File hashes can be useful for finding files on a system because they provide a unique identifier that can be used to quickly locate files. By generating a hash value for a file, investigators can search for that value on a host, allowing them to quickly identify files that match that hash.
However, hashes of files are not always available unfortunately, so it is important to have alternate methods to use to locate files on a system.
Script
The following script allows for an array of file names to track down recursively throughout the system starting at the root of the drive. If anything is found, the output containing the files that were found and their properties will be placed at C:\temp\files_found_$env:COMPUTERNAME_$(Get-Date -Format 'yyyyMMdd_HHmm').csv.
# THE SOFTWARE IS PROVIDED "AS IS", WITHOUT WARRANTY OF ANY KIND, EXPRESS OR
# IMPLIED, INCLUDING BUT NOT LIMITED TO THE WARRANTIES OF MERCHANTABILITY,
# FITNESS FOR A PARTICULAR PURPOSE AND NONINFRINGEMENT. IN NO EVENT SHALL THE
# AUTHORS OR COPYRIGHT HOLDERS BE LIABLE FOR ANY CLAIM, DAMAGES OR OTHER
# LIABILITY, WHETHER IN AN ACTION OF CONTRACT, TORT OR OTHERWISE, ARISING FROM,
# OUT OF OR IN CONNECTION WITH THE SOFTWARE OR THE USE OR OTHER DEALINGS IN THE
# SOFTWARE.
$filesToFind = @("file1.txt", "file2.xlsx", "file3.jpg")
$outputFile = "C:\temp\files_found_$env:COMPUTERNAME_$(Get-Date -Format 'yyyyMMdd_HHmm').csv"
# Function to make size calculations pretty
function Get-FormattedByteSize {
[CmdletBinding()]
param (
[Parameter(ValueFromPipeline=$true)]
[double]$ByteSize
)
$SizeUnits = @("bytes", "KB", "MB", "GB", "TB", "PB")

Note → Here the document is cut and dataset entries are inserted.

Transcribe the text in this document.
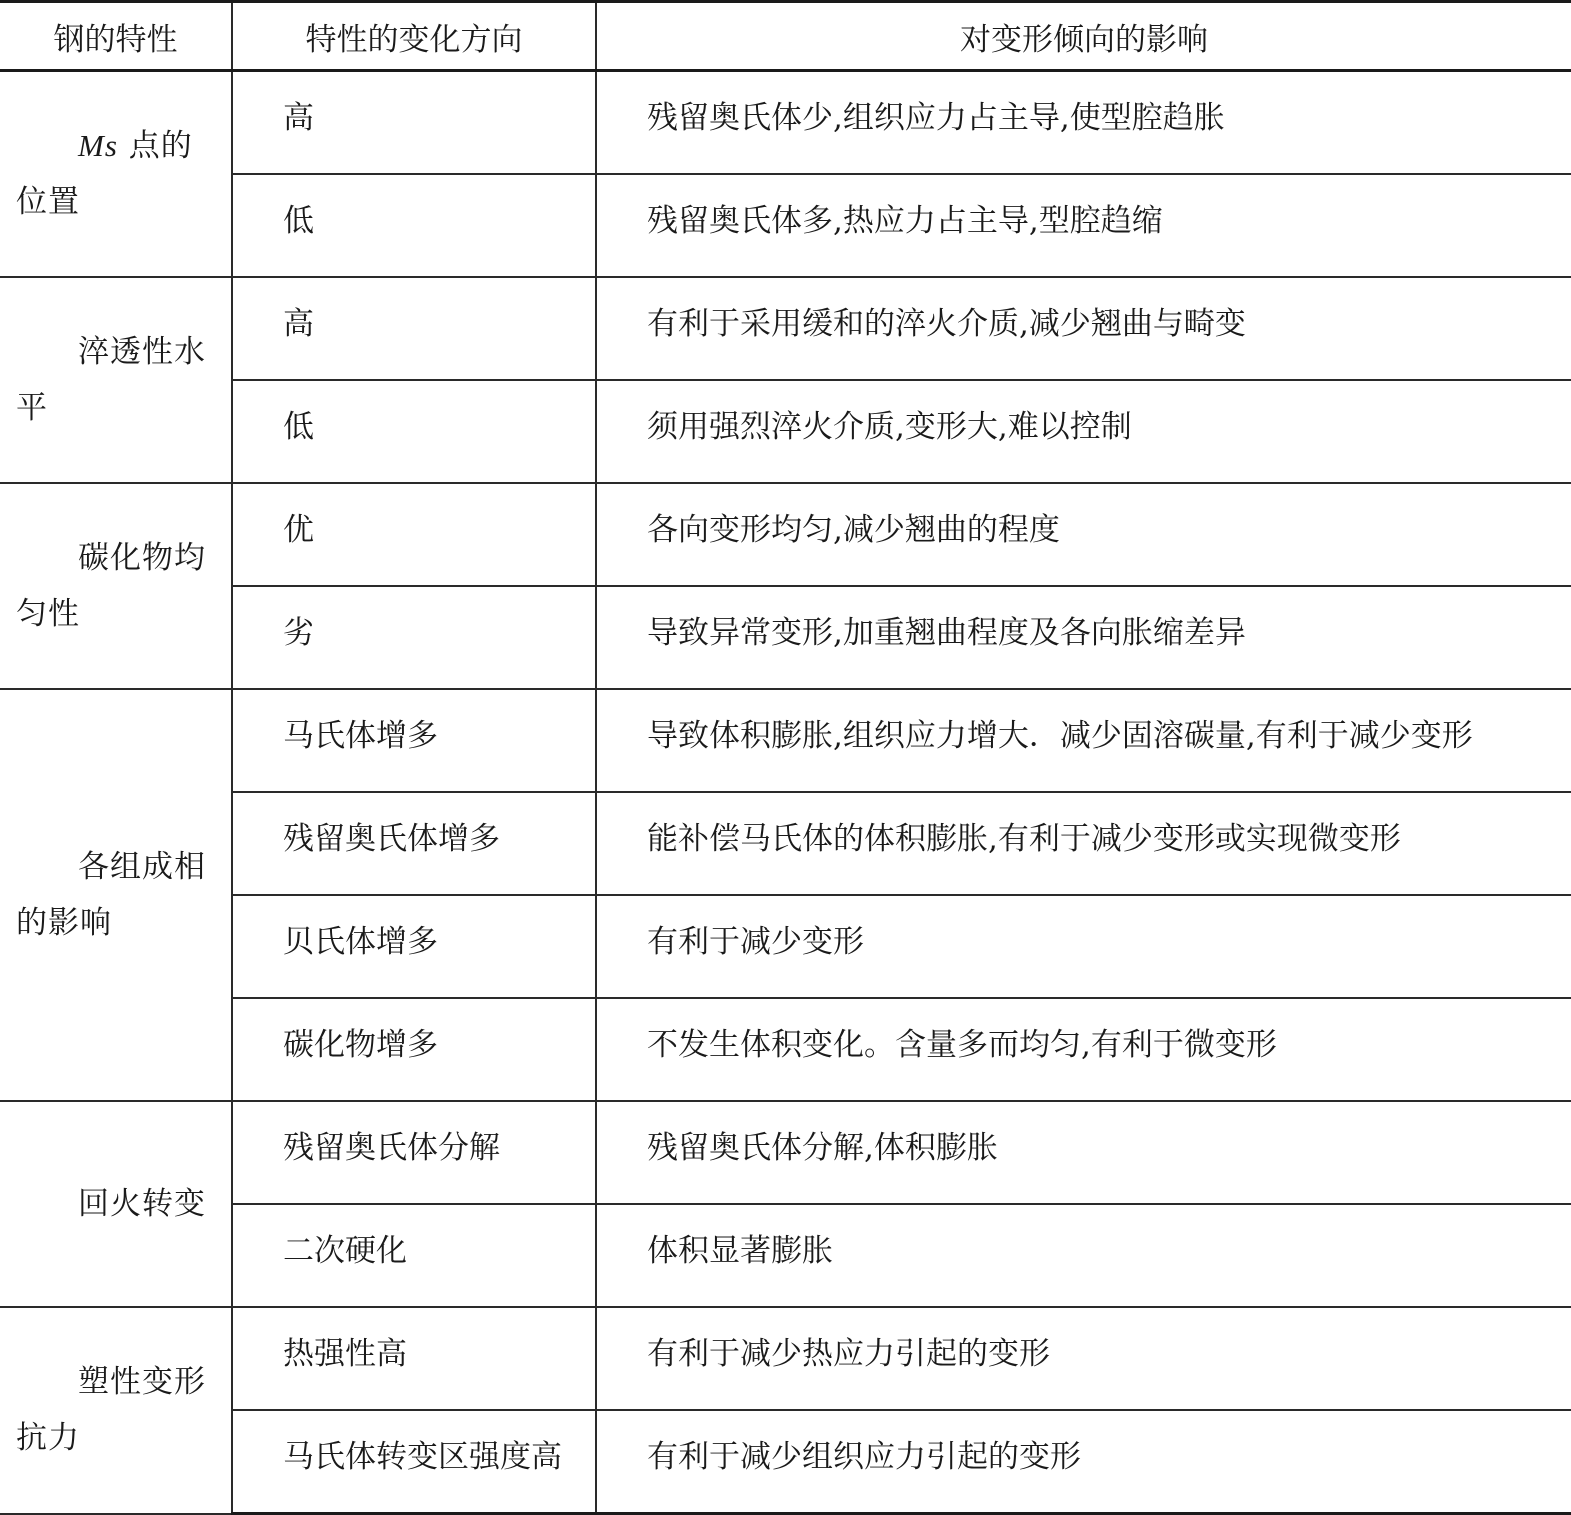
钢的特性	特性的变化方向	对变形倾向的影响

Ms 点的位置	高	残留奥氏体少,组织应力占主导,使型腔趋胀
	低	残留奥氏体多,热应力占主导,型腔趋缩

淬透性水平	高	有利于采用缓和的淬火介质,减少翘曲与畸变
	低	须用强烈淬火介质,变形大,难以控制

碳化物均匀性	优	各向变形均匀,减少翘曲的程度
	劣	导致异常变形,加重翘曲程度及各向胀缩差异

各组成相的影响	马氏体增多	导致体积膨胀,组织应力增大．减少固溶碳量,有利于减少变形
	残留奥氏体增多	能补偿马氏体的体积膨胀,有利于减少变形或实现微变形
	贝氏体增多	有利于减少变形
	碳化物增多	不发生体积变化。含量多而均匀,有利于微变形

回火转变	残留奥氏体分解	残留奥氏体分解,体积膨胀
	二次硬化	体积显著膨胀

塑性变形抗力	热强性高	有利于减少热应力引起的变形
	马氏体转变区强度高	有利于减少组织应力引起的变形
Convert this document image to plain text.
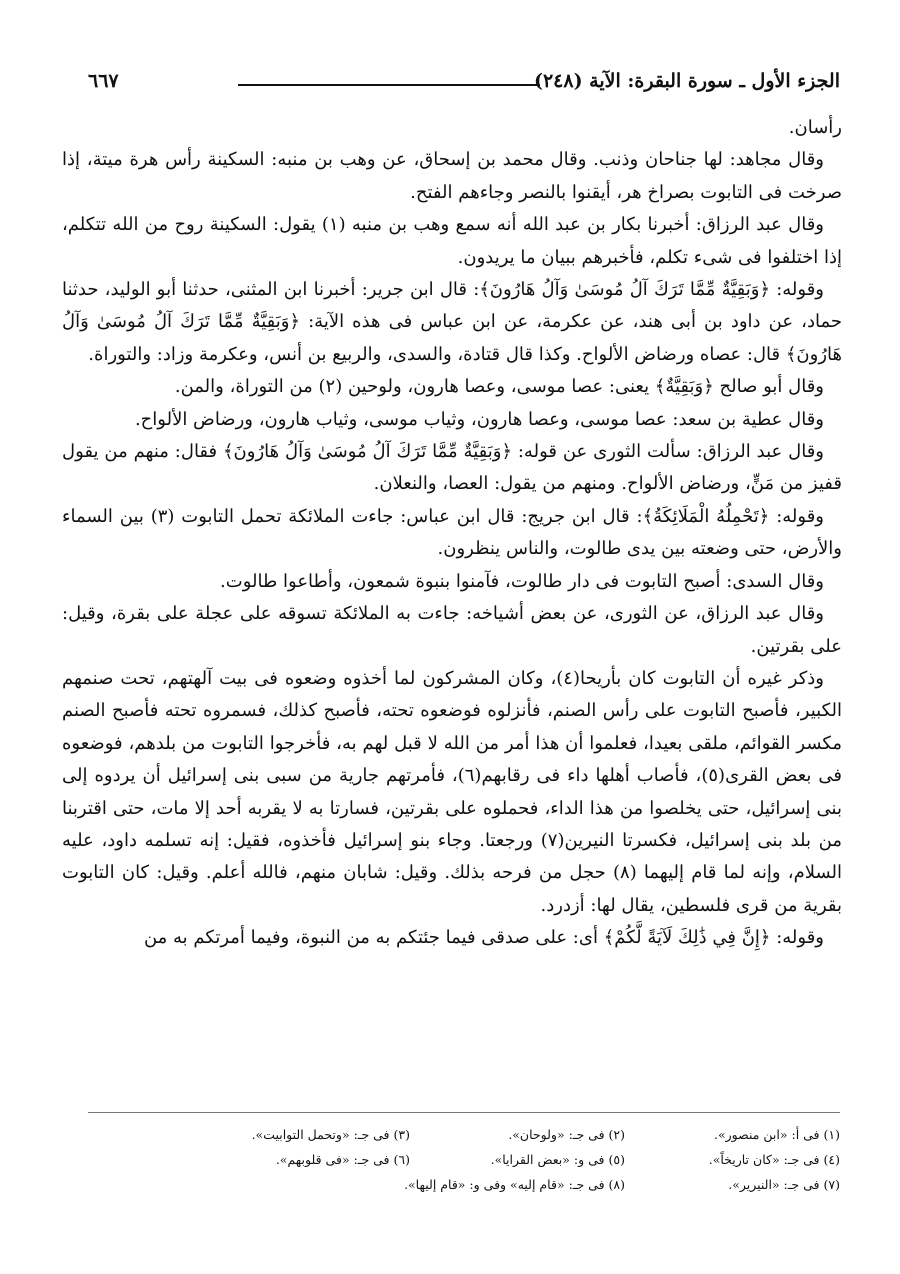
الجزء الأول ـ سورة البقرة: الآية (٢٤٨)
٦٦٧

رأسان.

وقال مجاهد: لها جناحان وذنب. وقال محمد بن إسحاق، عن وهب بن منبه: السكينة رأس هرة ميتة، إذا صرخت فى التابوت بصراخ هر، أيقنوا بالنصر وجاءهم الفتح.

وقال عبد الرزاق: أخبرنا بكار بن عبد الله أنه سمع وهب بن منبه (١) يقول: السكينة روح من الله تتكلم، إذا اختلفوا فى شىء تكلم، فأخبرهم ببيان ما يريدون.

وقوله: ﴿وَبَقِيَّةٌ مِّمَّا تَرَكَ آلُ مُوسَىٰ وَآلُ هَارُونَ﴾: قال ابن جرير: أخبرنا ابن المثنى، حدثنا أبو الوليد، حدثنا حماد، عن داود بن أبى هند، عن عكرمة، عن ابن عباس فى هذه الآية: ﴿وَبَقِيَّةٌ مِّمَّا تَرَكَ آلُ مُوسَىٰ وَآلُ هَارُونَ﴾ قال: عصاه ورضاض الألواح. وكذا قال قتادة، والسدى، والربيع بن أنس، وعكرمة وزاد: والتوراة.

وقال أبو صالح ﴿وَبَقِيَّةٌ﴾ يعنى: عصا موسى، وعصا هارون، ولوحين (٢) من التوراة، والمن.

وقال عطية بن سعد: عصا موسى، وعصا هارون، وثياب موسى، وثياب هارون، ورضاض الألواح.

وقال عبد الرزاق: سألت الثورى عن قوله: ﴿وَبَقِيَّةٌ مِّمَّا تَرَكَ آلُ مُوسَىٰ وَآلُ هَارُونَ﴾ فقال: منهم من يقول قفيز من مَنٍّ، ورضاض الألواح. ومنهم من يقول: العصا، والنعلان.

وقوله: ﴿تَحْمِلُهُ الْمَلَائِكَةُ﴾: قال ابن جريج: قال ابن عباس: جاءت الملائكة تحمل التابوت (٣) بين السماء والأرض، حتى وضعته بين يدى طالوت، والناس ينظرون.

وقال السدى: أصبح التابوت فى دار طالوت، فآمنوا بنبوة شمعون، وأطاعوا طالوت.

وقال عبد الرزاق، عن الثورى، عن بعض أشياخه: جاءت به الملائكة تسوقه على عجلة على بقرة، وقيل: على بقرتين.

وذكر غيره أن التابوت كان بأريحا(٤)، وكان المشركون لما أخذوه وضعوه فى بيت آلهتهم، تحت صنمهم الكبير، فأصبح التابوت على رأس الصنم، فأنزلوه فوضعوه تحته، فأصبح كذلك، فسمروه تحته فأصبح الصنم مكسر القوائم، ملقى بعيدا، فعلموا أن هذا أمر من الله لا قبل لهم به، فأخرجوا التابوت من بلدهم، فوضعوه فى بعض القرى(٥)، فأصاب أهلها داء فى رقابهم(٦)، فأمرتهم جارية من سبى بنى إسرائيل أن يردوه إلى بنى إسرائيل، حتى يخلصوا من هذا الداء، فحملوه على بقرتين، فسارتا به لا يقربه أحد إلا مات، حتى اقتربنا من بلد بنى إسرائيل، فكسرتا النيرين(٧) ورجعتا. وجاء بنو إسرائيل فأخذوه، فقيل: إنه تسلمه داود، عليه السلام، وإنه لما قام إليهما (٨) حجل من فرحه بذلك. وقيل: شابان منهم، فالله أعلم. وقيل: كان التابوت بقرية من قرى فلسطين، يقال لها: أزدرد.

وقوله: ﴿إِنَّ فِي ذَٰلِكَ لَآيَةً لَّكُمْ﴾ أى: على صدقى فيما جئتكم به من النبوة، وفيما أمرتكم به من

(١) فى أ: «ابن منصور».
(٢) فى جـ: «ولوحان».
(٣) فى جـ: «وتحمل التوابيت».
(٤) فى جـ: «كان تاريخاً».
(٥) فى و: «بعض القرايا».
(٦) فى جـ: «فى قلوبهم».
(٧) فى جـ: «النيرير».
(٨) فى جـ: «قام إليه» وفى و: «قام إليها».
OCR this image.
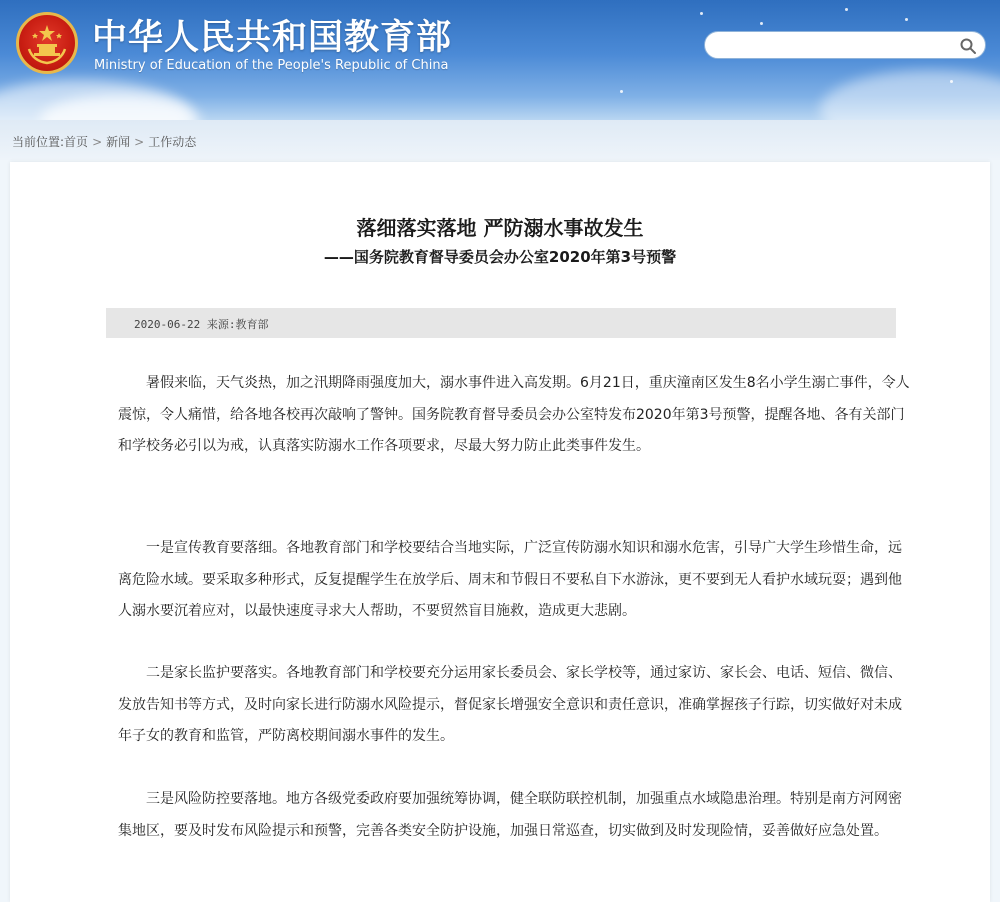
中华人民共和国教育部
Ministry of Education of the People's Republic of China
当前位置:首页 > 新闻 > 工作动态
落细落实落地 严防溺水事故发生
——国务院教育督导委员会办公室2020年第3号预警
2020-06-22 来源:教育部

暑假来临，天气炎热，加之汛期降雨强度加大，溺水事件进入高发期。6月21日，重庆潼南区发生8名小学生溺亡事件，令人震惊，令人痛惜，给各地各校再次敲响了警钟。国务院教育督导委员会办公室特发布2020年第3号预警，提醒各地、各有关部门和学校务必引以为戒，认真落实防溺水工作各项要求，尽最大努力防止此类事件发生。

一是宣传教育要落细。各地教育部门和学校要结合当地实际，广泛宣传防溺水知识和溺水危害，引导广大学生珍惜生命，远离危险水域。要采取多种形式，反复提醒学生在放学后、周末和节假日不要私自下水游泳，更不要到无人看护水域玩耍；遇到他人溺水要沉着应对，以最快速度寻求大人帮助，不要贸然盲目施救，造成更大悲剧。

二是家长监护要落实。各地教育部门和学校要充分运用家长委员会、家长学校等，通过家访、家长会、电话、短信、微信、发放告知书等方式，及时向家长进行防溺水风险提示，督促家长增强安全意识和责任意识，准确掌握孩子行踪，切实做好对未成年子女的教育和监管，严防离校期间溺水事件的发生。

三是风险防控要落地。地方各级党委政府要加强统筹协调，健全联防联控机制，加强重点水域隐患治理。特别是南方河网密集地区，要及时发布风险提示和预警，完善各类安全防护设施，加强日常巡查，切实做到及时发现险情，妥善做好应急处置。
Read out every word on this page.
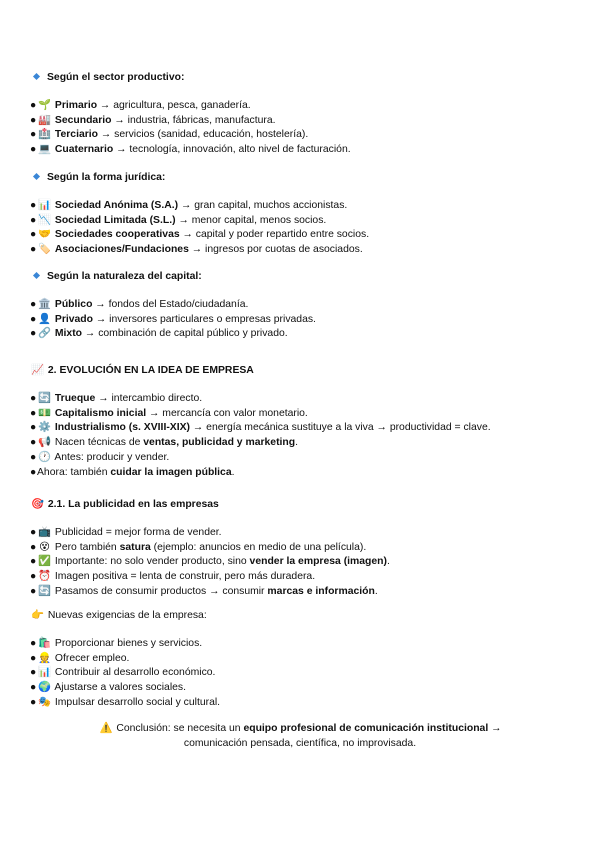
Según el sector productivo:
● 🌱 Primario → agricultura, pesca, ganadería.
● 🏭 Secundario → industria, fábricas, manufactura.
● 🏥 Terciario → servicios (sanidad, educación, hostelería).
● 💻 Cuaternario → tecnología, innovación, alto nivel de facturación.
Según la forma jurídica:
● 📊 Sociedad Anónima (S.A.) → gran capital, muchos accionistas.
● 📉 Sociedad Limitada (S.L.) → menor capital, menos socios.
● 🤝 Sociedades cooperativas → capital y poder repartido entre socios.
● 🏷️ Asociaciones/Fundaciones → ingresos por cuotas de asociados.
Según la naturaleza del capital:
● 🏛️ Público → fondos del Estado/ciudadanía.
● 👤 Privado → inversores particulares o empresas privadas.
● 🔗 Mixto → combinación de capital público y privado.
📈 2. EVOLUCIÓN EN LA IDEA DE EMPRESA
● 🔄 Trueque → intercambio directo.
● 💵 Capitalismo inicial → mercancía con valor monetario.
● ⚙️ Industrialismo (s. XVIII-XIX) → energía mecánica sustituye a la viva → productividad = clave.
● 📢 Nacen técnicas de ventas, publicidad y marketing.
● 🕐 Antes: producir y vender.
●Ahora: también cuidar la imagen pública.
🎯 2.1. La publicidad en las empresas
● 📺 Publicidad = mejor forma de vender.
● 😵 Pero también satura (ejemplo: anuncios en medio de una película).
● ✅ Importante: no solo vender producto, sino vender la empresa (imagen).
● ⏰ Imagen positiva = lenta de construir, pero más duradera.
● 🔄 Pasamos de consumir productos → consumir marcas e información.
👉 Nuevas exigencias de la empresa:
● 🛍️ Proporcionar bienes y servicios.
● 👷 Ofrecer empleo.
● 📊 Contribuir al desarrollo económico.
● 🌍 Ajustarse a valores sociales.
● 🎭 Impulsar desarrollo social y cultural.
⚠️ Conclusión: se necesita un equipo profesional de comunicación institucional →
comunicación pensada, científica, no improvisada.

$ByteSize | ForEach-Object {
$UnitIndex = 0
$Size = [math]::Round($_, 2)
while ($Size -ge 1KB) {
$Size = $Size / 1KB
$UnitIndex++
}
"{0:N2} {1}" -f $Size, $SizeUnits[$UnitIndex]
}
}
$results = @()
Get-PSDrive -PSProvider FileSystem -ErrorAction SilentlyContinue |
ForEach-Object {
$root = $_.Root
Get-ChildItem -Path $root -Recurse -Force -ErrorAction SilentlyContinue |
Where-Object { $filesToFind -contains $_.Name } |
ForEach-Object {
$item = $_
$hash = (Get-FileHash -Path $item.FullName -ErrorAction SilentlyContinue).Hash
$properties = Get-ItemProperty -Path $item.FullName -ErrorAction SilentlyContinue
$results += [PSCustomObject]@{
Name = $item.Name
Path = $item.FullName
Size = Get-FormattedByteSize -ByteSize $item.Length -ErrorAction SilentlyContinue
SHA256 = $hash
CreationTime = $properties.CreationTime
LastWriteTime = $properties.LastWriteTime
LastAccessTime = $properties.LastAccessTime
}
}
}
$results | Export-Csv -Path $outputFile -NoTypeInformation
Conclusion
Having multiple methods for finding files on a system is essential for effective incident response and investigations. While hash values can be a powerful tool, they are not always available, and other methods must be used in order to identify and locate files. By having a range of techniques available, investigators can more effectively respond.